The Morning Show: Season 2 Review

The Morning Show: Season 2
Having exposed their own network’s toxic culture, Morning Show hosts Alex Levy (Jennifer Aniston) and Bradley Jackson (Reese Witherspoon) face an uncertain future, as they grapple with declining ratings, behind-the-scenes machinations, a tell-all book and the onset of a global pandemic.

by Boyd Hilton |
Updated on

Streaming on: Apple TV+

Season 1 of The Morning Show cleverly meshed a Broadcast News-style dissection of the hectic world of US breakfast television and its intense ego-driven rivalries with a torn-from-the-headlines #MeToo storyline to giddily entertaining effect. Its star power alone - Jennifer Aniston! Reese Witherspoon! Steve Carell! – would have been enough to make it the MVP of Apple’s streaming service originals, but it also turned out to be sharply written and thrillingly plotted, while giving Aniston one of the best roles of her career as Alex Levy, long-time morning TV lead anchor. She experienced the full gamut of emotions in the first season, culminating in a spectacular on-air meltdown. Now in this second series, Aniston and the writers boldly emphasise Levy’s utter self-absorption and the diva-ish neuroses behind her phony on-air persona. Her scatter-gun complacency affects everyone in her orbit, and it’s fascinating to watch Aniston dial down her innate likeability.

The Morning Show: Season 2

This second series also ratchets up the vaulting ambition of Witherspoon’s character, co-anchor Bradley Jackson, whose relationship with Levy goes through impressively nuanced ups and downs. Sparks fly in every confrontation between the two leads as they try to work out if they really like each other or not. The new episodes also give Billy Crudup every opportunity to flesh out his role as the creepily ruthless network big cheese who’s now even more powerful and manipulative, while Steve Carell as alleged sexual predator Mitch Kessler also has way more to do this time round, now that Mitch has escaped to a lavish villa on Lake Como, where he meets a bohemian documentary-maker (Valeria Golino).

Julianna Margulies is commanding in a role that disrupts the status quo and drives the character arcs of both the show’s leads.

This season’s MVP, however, is undoubtedly Julianna Margulies, who joins the show as veteran anchor Laura Peterson via a particularly icy on-air interview. It’s a commanding performance in a role that not only disrupts the status quo, but drives the character arcs of both the show’s leads in unexpected directions.

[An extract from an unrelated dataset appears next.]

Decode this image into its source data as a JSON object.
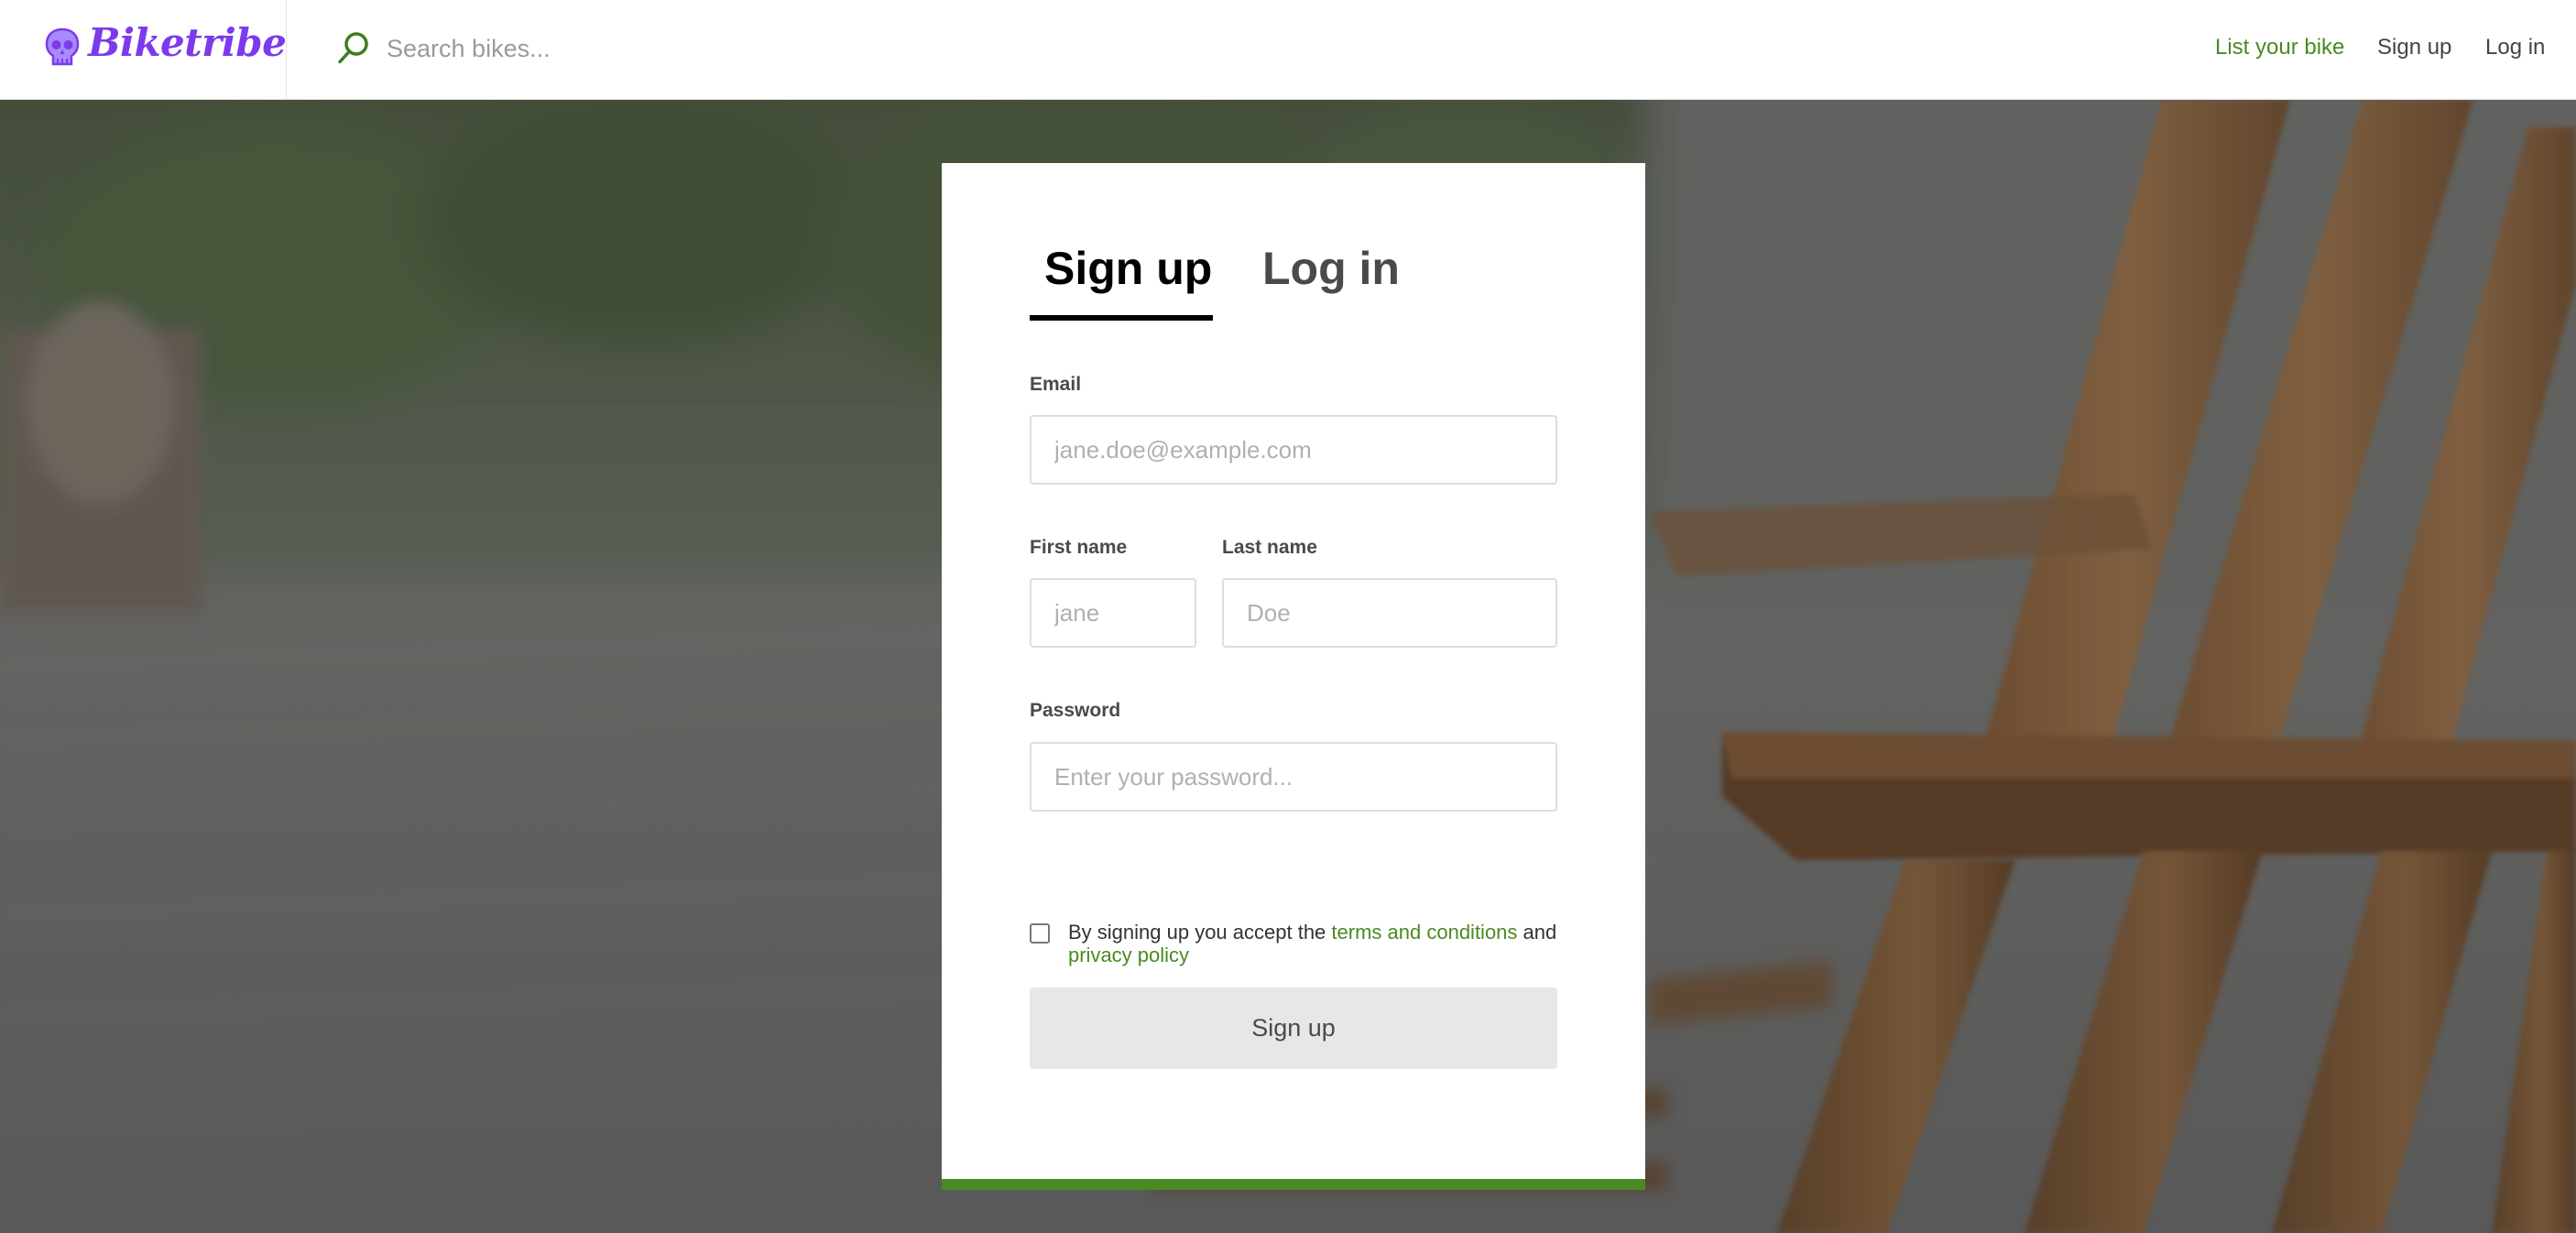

All of this plays out against a backdrop of recent socio-political events, with the writers deploying hindsight to wryly funny effect when it comes to coronavirus and the madness of US politics. Only one sub-plot – involving Jackson’s troubled brother – drags, in what remains a massively addictive second series.

Far from suffering difficult-second-series syndrome, the new run of this massively fun takedown of seething rivalries in the American TV business is even more ambitious and edgy than the first.